Vattenfall delivers £300m investment for Scotland’s largest offshore wind farm

Plans to build Scotland's largest offshore wind farm near US presidential hopeful Donald Trump's Menie Estate golf resort in Aberdeenshire received a major boost this week after Swedish energy company Vattenfall pledged £300m towards the project.

The investment triggers an agreement for Vattenfall to obtain the Aberdeen Renewable Energy Group’s 25% share for the 92.4MW, 11 turbine development off the coast of Aberdeen.

The £300m European Offshore Wind Development (EOWCD) will test and demonstrate cutting-edge offshore wind technology and will boost the industry’s drive to competitive clean power once operational in 2018. It is believed that once the wind farm is fully operational, it will produce enough clean energy to power 68,000 households each year.

Scotland Minister for Business, Innovation and Energy Paul Wheelhouse, said: “This is great news for the industry. Scotland is admired around the world for our work in renewable energy.

“This project will keep our nation at the forefront of innovation by allowing energy companies to identify new ways to reduce operating costs. We’re working hard to ensure offshore wind projects can help generate the low carbon electricity supply Scotland needs and the associated high quality engineering jobs Scotland wants.”

Donald trumped

Planning permission for the offshore wind farm was granted back in 2013. US Republican presidential candidate Donald Trump has been battling the decision ever since, and ultimately had plans to stop the construction rejected by Britain’s Supreme Court judges back in December 2015.

The funding from Vattenfall highlights the firm’s commitment to UK wind energy during an uncertain period for renewables investment, with Britain’s imminent withdrawal from the European Union (EU) leading to companies such German energy firm Siemens announcing plans to withhold new wind power investment in the UK.

“Vattenfall’s green light for the EOWDC underlines our long-term ambition to grow our wind power capacity, including in the UK,” the company’s senior vice president Gunnar Groebler said.

“The UK Government believes that wind power should continue to provide an essential part of the UK’s low carbon electricity generation mix and so we remain committed to expanding our UK operations.  In particular, we are confident that the new UK and Scottish governments will continue to support growth in offshore wind as the industry lowers the cost of energy significantly.”

Post-Brexit choppy waters

Doubts about the UK’s ability to invest in renewables post-Brexit were eased recently when the Scottish Government announced a £7.9m collaboration with nine of Europe’s largest offshore wind developers – including Vattenfall – to reduce costs, and improve efficiency and availability of offshore wind farms.

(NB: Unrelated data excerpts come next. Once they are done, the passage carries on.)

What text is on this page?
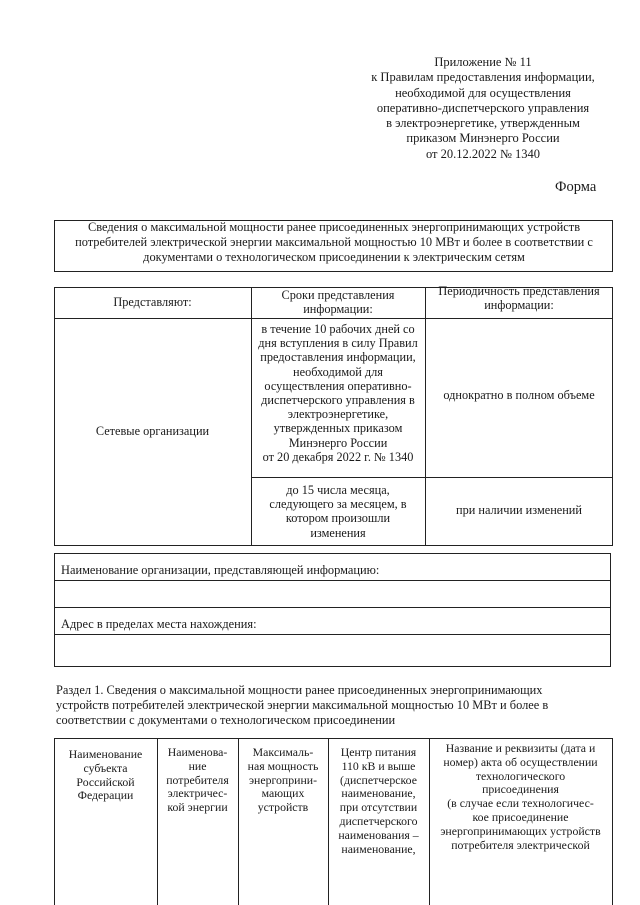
Приложение № 11
к Правилам предоставления информации,
необходимой для осуществления
оперативно-диспетчерского управления
в электроэнергетике, утвержденным
приказом Минэнерго России
от 20.12.2022 № 1340
Форма
Сведения о максимальной мощности ранее присоединенных энергопринимающих устройств
потребителей электрической энергии максимальной мощностью 10 МВт и более в соответствии с
документами о технологическом присоединении к электрическим сетям
Представляют:	Сроки представления
информации:
Периодичность представления
информации:
Сетевые организации
в течение 10 рабочих дней со
дня вступления в силу Правил
предоставления информации,
необходимой для
осуществления оперативно-
диспетчерского управления в
электроэнергетике,
утвержденных приказом
Минэнерго России
от 20 декабря 2022 г. № 1340
однократно в полном объеме
до 15 числа месяца,
следующего за месяцем, в
котором произошли
изменения
при наличии изменений
Наименование организации, представляющей информацию:
Адрес в пределах места нахождения:
Раздел 1. Сведения о максимальной мощности ранее присоединенных энергопринимающих
устройств потребителей электрической энергии максимальной мощностью 10 МВт и более в
соответствии с документами о технологическом присоединении
Наименование
субъекта
Российской
Федерации
Наименова-
ние
потребителя
электричес-
кой энергии
Максималь-
ная мощность
энергоприни-
мающих
устройств
Центр питания
110 кВ и выше
(диспетчерское
наименование,
при отсутствии
диспетчерского
наименования –
наименование,
Название и реквизиты (дата и
номер) акта об осуществлении
технологического
присоединения
(в случае если технологичес-
кое присоединение
энергопринимающих устройств
потребителя электрической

Over the next four years the developers will collectively invest at least £6.4m, boosted by a further £1.5m from the Scottish Government in an attempt to impact the levelised cost of energy (LCoE) from offshore wind.

Nevertheless, concerns still remain over the UK’s ability to collaborate with other European nations in efforts to boost renewable productivity. The UK was not a part of the nine-strong team of Northern European countries to sign an agreement on enhanced cooperation within the offshore wind sector, a deal which aims to reduce the costs and accelerate the deployment of wind power at sea through joint development and purchasing.